In contrast to the large choruses of the Antigonae score, which often employ the chorus singing in unison over the foundation of extensive rhythmic soundscapes, the composer entrusted extended passages of text to the solo speaking voices of individual chorus leaders in the score of Oedipus the Tyrant. Orff's abandonment of the grammar of harmonic tonality allowed the composer to make the declamatory voice itself the vehicle of the action, as a musical equivalent to Hölderlin's archaic language.

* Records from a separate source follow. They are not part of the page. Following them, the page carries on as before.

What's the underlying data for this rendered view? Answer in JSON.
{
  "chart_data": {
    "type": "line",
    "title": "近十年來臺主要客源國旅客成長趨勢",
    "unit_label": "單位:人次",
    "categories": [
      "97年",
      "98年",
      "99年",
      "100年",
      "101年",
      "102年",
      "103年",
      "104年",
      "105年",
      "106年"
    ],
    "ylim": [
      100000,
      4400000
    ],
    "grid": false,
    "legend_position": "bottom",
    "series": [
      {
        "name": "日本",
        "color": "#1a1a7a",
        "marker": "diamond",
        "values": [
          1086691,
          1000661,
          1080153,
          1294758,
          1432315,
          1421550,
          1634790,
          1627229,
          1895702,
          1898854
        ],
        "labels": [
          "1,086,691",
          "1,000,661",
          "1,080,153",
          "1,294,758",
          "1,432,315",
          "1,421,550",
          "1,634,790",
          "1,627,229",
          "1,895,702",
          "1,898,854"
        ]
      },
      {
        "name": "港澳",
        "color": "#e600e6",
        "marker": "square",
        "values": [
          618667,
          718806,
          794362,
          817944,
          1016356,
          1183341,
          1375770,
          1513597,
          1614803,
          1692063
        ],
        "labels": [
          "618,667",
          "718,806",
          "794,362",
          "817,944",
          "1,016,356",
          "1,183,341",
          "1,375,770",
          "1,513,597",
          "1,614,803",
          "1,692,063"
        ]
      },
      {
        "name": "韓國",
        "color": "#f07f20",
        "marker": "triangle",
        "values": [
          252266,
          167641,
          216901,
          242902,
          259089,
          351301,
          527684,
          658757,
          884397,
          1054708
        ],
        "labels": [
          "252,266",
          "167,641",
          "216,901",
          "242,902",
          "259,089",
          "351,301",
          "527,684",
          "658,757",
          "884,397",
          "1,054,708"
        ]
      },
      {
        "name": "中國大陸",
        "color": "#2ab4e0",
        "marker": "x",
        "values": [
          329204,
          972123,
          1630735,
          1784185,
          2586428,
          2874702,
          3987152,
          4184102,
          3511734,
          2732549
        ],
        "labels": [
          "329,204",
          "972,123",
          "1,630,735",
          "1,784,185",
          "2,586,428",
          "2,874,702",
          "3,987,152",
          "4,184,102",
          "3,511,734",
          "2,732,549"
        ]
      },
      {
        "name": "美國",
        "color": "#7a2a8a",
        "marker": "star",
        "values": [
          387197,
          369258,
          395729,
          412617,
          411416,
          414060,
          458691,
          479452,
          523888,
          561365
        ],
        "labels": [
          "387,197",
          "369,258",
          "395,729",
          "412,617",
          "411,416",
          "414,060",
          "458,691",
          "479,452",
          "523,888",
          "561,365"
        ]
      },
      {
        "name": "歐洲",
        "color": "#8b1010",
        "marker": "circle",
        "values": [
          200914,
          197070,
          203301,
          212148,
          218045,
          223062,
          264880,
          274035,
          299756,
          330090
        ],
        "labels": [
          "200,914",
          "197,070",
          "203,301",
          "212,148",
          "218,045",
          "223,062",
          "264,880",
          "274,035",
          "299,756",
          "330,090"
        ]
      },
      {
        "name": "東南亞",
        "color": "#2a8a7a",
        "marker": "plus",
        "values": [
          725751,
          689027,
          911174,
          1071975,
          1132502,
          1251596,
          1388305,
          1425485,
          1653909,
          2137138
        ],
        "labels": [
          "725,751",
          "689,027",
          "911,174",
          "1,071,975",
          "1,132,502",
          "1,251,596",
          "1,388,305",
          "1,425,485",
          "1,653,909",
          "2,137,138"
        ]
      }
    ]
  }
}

As Pietro Massa has shown, the creative process of Orff's ancient Greek operas was accompanied by an intensive exchange of ideas with the classical philologist Wolfgang Schadewaldt, the musicologist Thrasybulos Georgiades, and Wieland Wagner, the director of the premiere originally desired by the composer.

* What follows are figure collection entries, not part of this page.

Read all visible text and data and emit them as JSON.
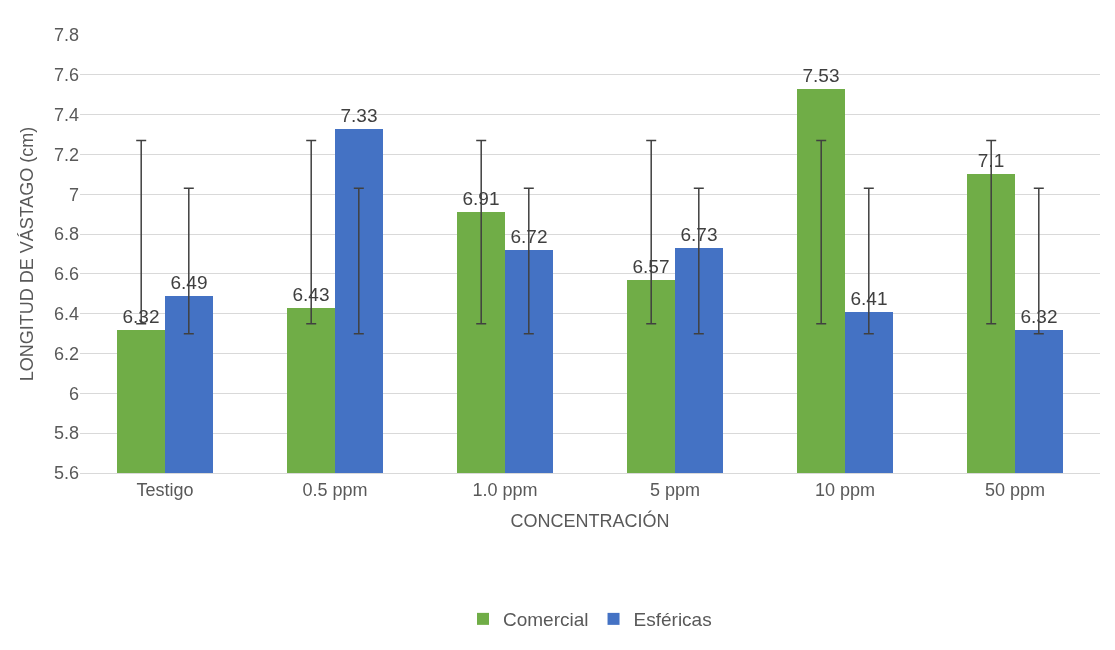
{
  "chart_data": {
    "type": "bar",
    "xlabel": "CONCENTRACIÓN",
    "ylabel": "LONGITUD DE VÁSTAGO (cm)",
    "categories": [
      "Testigo",
      "0.5 ppm",
      "1.0 ppm",
      "5 ppm",
      "10 ppm",
      "50 ppm"
    ],
    "series": [
      {
        "name": "Comercial",
        "color": "#70ad47",
        "values": [
          6.32,
          6.43,
          6.91,
          6.57,
          7.53,
          7.1
        ],
        "errors": [
          [
            6.35,
            7.27
          ],
          [
            6.35,
            7.27
          ],
          [
            6.35,
            7.27
          ],
          [
            6.35,
            7.27
          ],
          [
            6.35,
            7.27
          ],
          [
            6.35,
            7.27
          ]
        ]
      },
      {
        "name": "Esféricas",
        "color": "#4472c4",
        "values": [
          6.49,
          7.33,
          6.72,
          6.73,
          6.41,
          6.32
        ],
        "errors": [
          [
            6.3,
            7.03
          ],
          [
            6.3,
            7.03
          ],
          [
            6.3,
            7.03
          ],
          [
            6.3,
            7.03
          ],
          [
            6.3,
            7.03
          ],
          [
            6.3,
            7.03
          ]
        ]
      }
    ],
    "ylim": [
      5.6,
      7.8
    ],
    "yticks": [
      5.6,
      5.8,
      6,
      6.2,
      6.4,
      6.6,
      6.8,
      7,
      7.2,
      7.4,
      7.6,
      7.8
    ],
    "grid": "y",
    "legend": "bottom",
    "data_labels": true
  }
}
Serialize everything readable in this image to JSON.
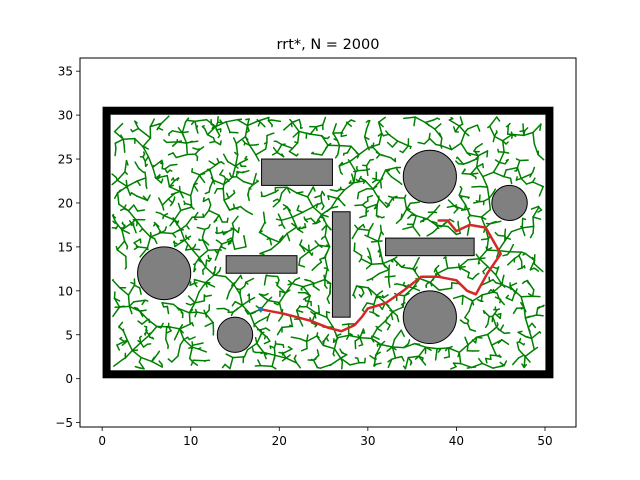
{
  "chart_data": {
    "type": "scatter",
    "title": "rrt*, N = 2000",
    "xlabel": "",
    "ylabel": "",
    "xlim": [
      -2.5,
      53.5
    ],
    "ylim": [
      -5.5,
      36.5
    ],
    "xticks": [
      0,
      10,
      20,
      30,
      40,
      50
    ],
    "yticks": [
      -5,
      0,
      5,
      10,
      15,
      20,
      25,
      30,
      35
    ],
    "grid": false,
    "colors": {
      "tree": "#008000",
      "path": "#d62728",
      "obstacle_fill": "#808080",
      "obstacle_edge": "#000000",
      "boundary": "#000000",
      "start": "#1f77b4"
    },
    "boundary": {
      "x_min": 0.5,
      "y_min": 0.5,
      "x_max": 50.5,
      "y_max": 30.5
    },
    "start": [
      17.9,
      7.9
    ],
    "goal": [
      38.0,
      18.0
    ],
    "circle_obstacles": [
      {
        "center": [
          37,
          23
        ],
        "radius": 3
      },
      {
        "center": [
          46,
          20
        ],
        "radius": 2
      },
      {
        "center": [
          7,
          12
        ],
        "radius": 3
      },
      {
        "center": [
          37,
          7
        ],
        "radius": 3
      },
      {
        "center": [
          15,
          5
        ],
        "radius": 2
      }
    ],
    "rect_obstacles": [
      {
        "x": 18,
        "y": 22,
        "width": 8,
        "height": 3
      },
      {
        "x": 14,
        "y": 12,
        "width": 8,
        "height": 2
      },
      {
        "x": 26,
        "y": 7,
        "width": 2,
        "height": 12
      },
      {
        "x": 32,
        "y": 14,
        "width": 10,
        "height": 2
      }
    ],
    "path": [
      [
        17.9,
        7.9
      ],
      [
        20.5,
        7.4
      ],
      [
        23.5,
        6.6
      ],
      [
        25.5,
        5.8
      ],
      [
        27.0,
        5.4
      ],
      [
        28.5,
        6.1
      ],
      [
        29.3,
        7.0
      ],
      [
        30.0,
        8.0
      ],
      [
        32.0,
        8.6
      ],
      [
        34.0,
        10.0
      ],
      [
        36.0,
        11.6
      ],
      [
        38.0,
        11.6
      ],
      [
        40.0,
        11.2
      ],
      [
        41.2,
        10.0
      ],
      [
        42.2,
        9.6
      ],
      [
        43.5,
        12.0
      ],
      [
        45.0,
        14.2
      ],
      [
        43.3,
        17.2
      ],
      [
        41.5,
        17.5
      ],
      [
        40.0,
        16.8
      ],
      [
        39.0,
        18.0
      ],
      [
        38.0,
        18.0
      ]
    ],
    "tree_samples": 2000
  }
}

The focus on an ensemble of percussion instruments with definite and indefinite pitch, originally certainly Born from the fascination that the only remaining group within the orchestra capable of further development held for 20th-century composers, Orff's orchestration appears simultaneously as a veritable panacea for a composer for whom the creation of pitch organization had never been a central concern. The concept of a differentiated, division-of-labor collaboration, which characterized the orchestra of Western art music as it had organically grown over the centuries, appears transposed in the orchestra of Orff's operas to instrumental constellations previously unknown in European art music. Six grand pianos and several xylophones, usually relegated to rather marginal roles in the traditional orchestra, assume within the score of Oedipus the Tyrant roughly the role that fell to the string section in the orchestral writing of the Viennese Classical period.

== Recordings ==
=== Audio ===
- Gerhard Stolze, Astrid Varnay, Hans Baur, Fritz Wunderlich, Willy Domgraf-Fassbaender, Hubert Buchta, Hans Günter Nöcker; Orchester und Chor der Württembergischen Staatsoper Stuttgart, Musikalische Leitung: Ferdinand Leitner. Uraufführung 1959.

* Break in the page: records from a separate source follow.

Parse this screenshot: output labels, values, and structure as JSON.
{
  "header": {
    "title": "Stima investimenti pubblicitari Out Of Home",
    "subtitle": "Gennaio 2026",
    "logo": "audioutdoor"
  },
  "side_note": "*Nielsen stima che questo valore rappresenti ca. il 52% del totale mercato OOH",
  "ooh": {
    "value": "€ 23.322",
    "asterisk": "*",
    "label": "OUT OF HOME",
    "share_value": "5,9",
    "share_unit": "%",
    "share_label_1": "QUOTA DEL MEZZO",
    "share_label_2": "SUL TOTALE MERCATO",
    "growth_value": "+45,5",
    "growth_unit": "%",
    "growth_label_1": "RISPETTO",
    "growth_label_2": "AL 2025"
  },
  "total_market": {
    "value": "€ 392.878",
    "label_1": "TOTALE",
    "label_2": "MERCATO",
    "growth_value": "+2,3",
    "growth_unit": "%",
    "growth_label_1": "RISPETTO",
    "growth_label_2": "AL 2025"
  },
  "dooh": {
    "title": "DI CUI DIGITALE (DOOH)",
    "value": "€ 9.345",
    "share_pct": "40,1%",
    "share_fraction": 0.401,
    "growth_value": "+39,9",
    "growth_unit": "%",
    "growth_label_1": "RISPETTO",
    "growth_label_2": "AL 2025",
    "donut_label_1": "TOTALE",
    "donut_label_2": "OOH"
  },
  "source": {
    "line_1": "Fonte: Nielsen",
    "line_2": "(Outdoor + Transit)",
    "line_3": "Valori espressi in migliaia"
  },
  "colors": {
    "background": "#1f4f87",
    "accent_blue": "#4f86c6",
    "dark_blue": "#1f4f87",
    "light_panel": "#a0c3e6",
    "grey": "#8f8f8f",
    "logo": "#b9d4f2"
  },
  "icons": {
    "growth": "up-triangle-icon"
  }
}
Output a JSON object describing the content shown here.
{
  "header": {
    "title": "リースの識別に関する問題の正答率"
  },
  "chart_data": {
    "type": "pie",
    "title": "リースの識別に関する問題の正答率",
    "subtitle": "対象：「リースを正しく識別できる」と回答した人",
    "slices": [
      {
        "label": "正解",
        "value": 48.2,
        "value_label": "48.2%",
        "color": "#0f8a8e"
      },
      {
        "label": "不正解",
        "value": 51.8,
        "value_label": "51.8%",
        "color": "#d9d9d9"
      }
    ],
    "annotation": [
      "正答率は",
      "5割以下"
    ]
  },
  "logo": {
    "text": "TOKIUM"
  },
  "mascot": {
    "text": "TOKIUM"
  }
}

- Helmut Melchert, Martha Mödl, Gerd Feldhoff, Hans-Herbert Fliether, Horst Günter, Paul Kuen, Wendelin Starcke-Bauer, Willy Witte, Bernd Werner, Rudolf Möller; NDR Chor / Vokalensemble, NDR Sinfonie-Orchester, Musikalische Leitung: Winfried Zillig. Norddeutscher Rundfunk 1961.
- Gerhard Stolze, Astrid Varnay, Kieth Engen, James Harper, Karl Christian Kohn, Hubert Buchta, Hans Günter Nöcker, Rolf Boysen, Heinz Cramer, Carlos Alexander; Symphonieorchester des Bayerischen Rundfunks, Musikalische Leitung: Rafael Kubelík. Deutsche Grammophon 1966.

=== Video ===
- A performance at Staatstheater Darmstadt was released by Wergo in 2010, directed by Peider A. Defilla. It featued Norbert Schmittberg, Dimitry Ivashchenko, Andreas Daum, Oleksandr Prytolyuk, Markus Durst, Mark Adler, Yamina Maamar, Stefan Umhey, and Hans-Joachim Porcher. The stage director was John Dew. The conductor was Stefan Blunier.